ASHINGTON — The Food and Drug Administration has approved the first artificial intelligence software that can decide, without a clinician’s involvement, whether a patient might have a certain disease, the agency announced Wednesday.
The software, called IDx-DR, looks for diabetic retinopathy, an eye disease that afflicts individuals with diabetes. With minimal training, health care providers can use a special camera to take a picture of the back of the patient’s retina, which an algorithm then analyzes to look for the disease. If the software finds evidence of the disease, it recommends that a patient see an eye specialist.
A computer program that can analyze medical images could save time and money, cutting down on unnecessary, expensive trips to specialists. This particular software could be used by primary care physicians or other medical professionals who are not eye specialists.

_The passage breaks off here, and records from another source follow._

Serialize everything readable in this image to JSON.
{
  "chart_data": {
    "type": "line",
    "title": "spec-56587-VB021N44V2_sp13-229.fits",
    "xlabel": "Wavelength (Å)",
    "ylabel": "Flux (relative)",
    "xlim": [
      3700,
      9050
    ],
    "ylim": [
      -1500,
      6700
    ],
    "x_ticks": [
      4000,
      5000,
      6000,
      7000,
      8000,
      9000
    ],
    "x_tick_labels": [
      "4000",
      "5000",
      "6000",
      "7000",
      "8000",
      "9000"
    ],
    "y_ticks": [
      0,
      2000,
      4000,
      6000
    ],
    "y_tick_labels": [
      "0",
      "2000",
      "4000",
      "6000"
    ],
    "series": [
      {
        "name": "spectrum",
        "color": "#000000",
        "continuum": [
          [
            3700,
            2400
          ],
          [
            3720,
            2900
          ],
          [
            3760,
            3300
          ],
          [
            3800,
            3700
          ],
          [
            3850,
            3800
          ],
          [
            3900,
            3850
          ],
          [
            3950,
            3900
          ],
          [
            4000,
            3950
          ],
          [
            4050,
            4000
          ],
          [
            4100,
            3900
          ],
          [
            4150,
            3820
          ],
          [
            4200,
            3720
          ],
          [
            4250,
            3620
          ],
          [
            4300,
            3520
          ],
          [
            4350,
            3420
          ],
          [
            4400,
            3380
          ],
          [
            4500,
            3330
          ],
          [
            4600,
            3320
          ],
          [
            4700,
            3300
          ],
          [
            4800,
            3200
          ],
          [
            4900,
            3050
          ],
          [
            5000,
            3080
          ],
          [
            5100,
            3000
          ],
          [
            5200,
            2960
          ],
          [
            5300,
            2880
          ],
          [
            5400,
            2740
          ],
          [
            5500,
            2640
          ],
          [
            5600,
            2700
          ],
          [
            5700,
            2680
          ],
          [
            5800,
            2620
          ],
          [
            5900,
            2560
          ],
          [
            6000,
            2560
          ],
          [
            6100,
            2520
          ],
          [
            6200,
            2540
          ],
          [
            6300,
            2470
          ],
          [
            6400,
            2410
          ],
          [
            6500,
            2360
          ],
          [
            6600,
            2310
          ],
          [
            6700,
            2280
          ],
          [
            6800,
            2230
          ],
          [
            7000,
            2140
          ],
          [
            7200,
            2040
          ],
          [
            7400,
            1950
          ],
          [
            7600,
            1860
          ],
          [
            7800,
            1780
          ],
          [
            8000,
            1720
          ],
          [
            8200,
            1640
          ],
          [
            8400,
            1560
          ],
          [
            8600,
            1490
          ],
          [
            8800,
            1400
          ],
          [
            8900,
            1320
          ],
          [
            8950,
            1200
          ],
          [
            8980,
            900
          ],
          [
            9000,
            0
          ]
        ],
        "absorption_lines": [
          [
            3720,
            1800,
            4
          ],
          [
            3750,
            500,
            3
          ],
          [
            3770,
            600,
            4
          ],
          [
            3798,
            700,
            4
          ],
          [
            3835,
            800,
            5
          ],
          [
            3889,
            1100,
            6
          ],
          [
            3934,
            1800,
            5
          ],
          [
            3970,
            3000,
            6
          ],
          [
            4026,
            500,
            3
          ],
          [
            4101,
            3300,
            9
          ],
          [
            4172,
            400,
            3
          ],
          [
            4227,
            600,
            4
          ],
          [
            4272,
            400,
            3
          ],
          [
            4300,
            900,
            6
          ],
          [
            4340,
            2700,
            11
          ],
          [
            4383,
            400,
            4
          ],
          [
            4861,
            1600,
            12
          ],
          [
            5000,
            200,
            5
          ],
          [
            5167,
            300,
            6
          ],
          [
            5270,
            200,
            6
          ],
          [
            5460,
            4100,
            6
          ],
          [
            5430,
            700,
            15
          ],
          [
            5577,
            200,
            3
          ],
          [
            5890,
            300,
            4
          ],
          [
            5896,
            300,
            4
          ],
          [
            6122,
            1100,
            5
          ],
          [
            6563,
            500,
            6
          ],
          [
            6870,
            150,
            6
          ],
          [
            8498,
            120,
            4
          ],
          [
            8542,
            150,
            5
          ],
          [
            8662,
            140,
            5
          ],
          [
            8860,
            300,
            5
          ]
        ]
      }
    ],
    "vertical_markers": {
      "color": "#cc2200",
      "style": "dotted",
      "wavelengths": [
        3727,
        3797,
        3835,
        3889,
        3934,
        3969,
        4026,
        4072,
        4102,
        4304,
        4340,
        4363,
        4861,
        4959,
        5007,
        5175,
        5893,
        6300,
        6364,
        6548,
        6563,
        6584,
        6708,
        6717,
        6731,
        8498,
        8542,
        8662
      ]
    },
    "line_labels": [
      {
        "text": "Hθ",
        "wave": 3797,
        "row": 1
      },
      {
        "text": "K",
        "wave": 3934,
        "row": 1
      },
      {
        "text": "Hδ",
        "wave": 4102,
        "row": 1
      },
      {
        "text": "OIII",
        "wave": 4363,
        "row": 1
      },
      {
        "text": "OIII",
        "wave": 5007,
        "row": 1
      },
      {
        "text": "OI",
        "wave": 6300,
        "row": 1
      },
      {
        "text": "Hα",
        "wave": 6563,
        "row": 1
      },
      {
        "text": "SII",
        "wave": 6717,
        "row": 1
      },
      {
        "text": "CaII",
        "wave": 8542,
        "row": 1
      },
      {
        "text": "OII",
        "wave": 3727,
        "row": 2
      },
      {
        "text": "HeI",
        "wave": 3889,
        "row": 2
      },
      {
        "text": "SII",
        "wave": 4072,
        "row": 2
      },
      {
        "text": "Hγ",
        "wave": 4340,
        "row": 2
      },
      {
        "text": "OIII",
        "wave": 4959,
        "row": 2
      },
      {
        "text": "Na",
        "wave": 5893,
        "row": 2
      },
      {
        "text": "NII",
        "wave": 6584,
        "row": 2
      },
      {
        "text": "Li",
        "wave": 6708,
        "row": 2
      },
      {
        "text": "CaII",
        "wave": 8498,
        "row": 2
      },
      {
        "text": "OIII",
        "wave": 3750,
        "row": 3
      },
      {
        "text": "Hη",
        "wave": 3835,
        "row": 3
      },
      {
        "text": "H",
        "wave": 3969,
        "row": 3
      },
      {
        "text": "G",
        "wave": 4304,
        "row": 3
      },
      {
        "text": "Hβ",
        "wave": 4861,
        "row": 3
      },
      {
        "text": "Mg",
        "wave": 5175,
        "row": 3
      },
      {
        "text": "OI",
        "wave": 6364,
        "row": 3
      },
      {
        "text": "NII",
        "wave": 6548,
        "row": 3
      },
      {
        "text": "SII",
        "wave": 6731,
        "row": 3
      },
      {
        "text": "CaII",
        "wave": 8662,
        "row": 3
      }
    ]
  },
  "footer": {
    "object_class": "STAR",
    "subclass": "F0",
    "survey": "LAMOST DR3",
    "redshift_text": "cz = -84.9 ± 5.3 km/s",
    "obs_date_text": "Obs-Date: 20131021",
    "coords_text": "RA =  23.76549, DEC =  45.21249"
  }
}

“If you have an autonomous device like ours, and you can put it in a place where a diagnostic capability didn’t exist before, you’re increasing access, you’re reducing cost, you’re making things more productive because then only the patients who really need to see the ophthalmologist go there,” said Laura Shoemaker, director of marketing and communications for IDx, the company that sells the device.
The device is able to detect the disease once it has progressed past the “mild” stage, at which point the American Diabetes Association recommends an eye specialist take a look within three to six months. If the disease progresses untreated, it can lead to blindness, according to the American Optometric Association.
According to an FDA press release, the algorithm fails to detect about 13 percent of cases of diabetic retinopathy. Shoemaker said that this data is not yet published, but that it is under review at a “leading scientific journal.”
“There’s a margin of error even with human ophthalmologists,” Shoemaker said, citing a study that found an error rate of 20 to 30 percent for ophthalmologists who look at digital images, like this algorithm does.
Shoemaker said that the company had a threshold of success it had to meet in order for the software to be approved, which came out of “discussions with the FDA.” The algorithm needed to correctly identify at least 85 percent of patients who did have the disease, and needed to correctly identify at least 82.5 percent of patients who did not have the disease. This device passed the bar, with rates of 87.4 and 89.5 percent, respectively.
Shoemaker said she did not know if those thresholds would apply to other companies submitting artificial intelligence image recognition software to the FDA. The FDA did not immediately respond to that question.
The software is allowed to be used in the clinic today — but how much it costs is still up in the air.
“We’re currently in conversations about reimbursement with the important powers that be,” Shoemaker said. She said that IDx is talking with professional organizations such as the American Academy of Ophthalmology that influence coverage decisions by the Centers for Medicare and Medicaid Services, and that the cost should be less than the current standard of care.
Shoemaker said the plan is for IDx to charge per patient examination, the payment model the company is presently using in Europe, where the device is approved. Medical offices would also need to purchase a specific retina camera, which could increase the cost; IDx has an agreement with the camera manufacturer to distribute the two products bundled.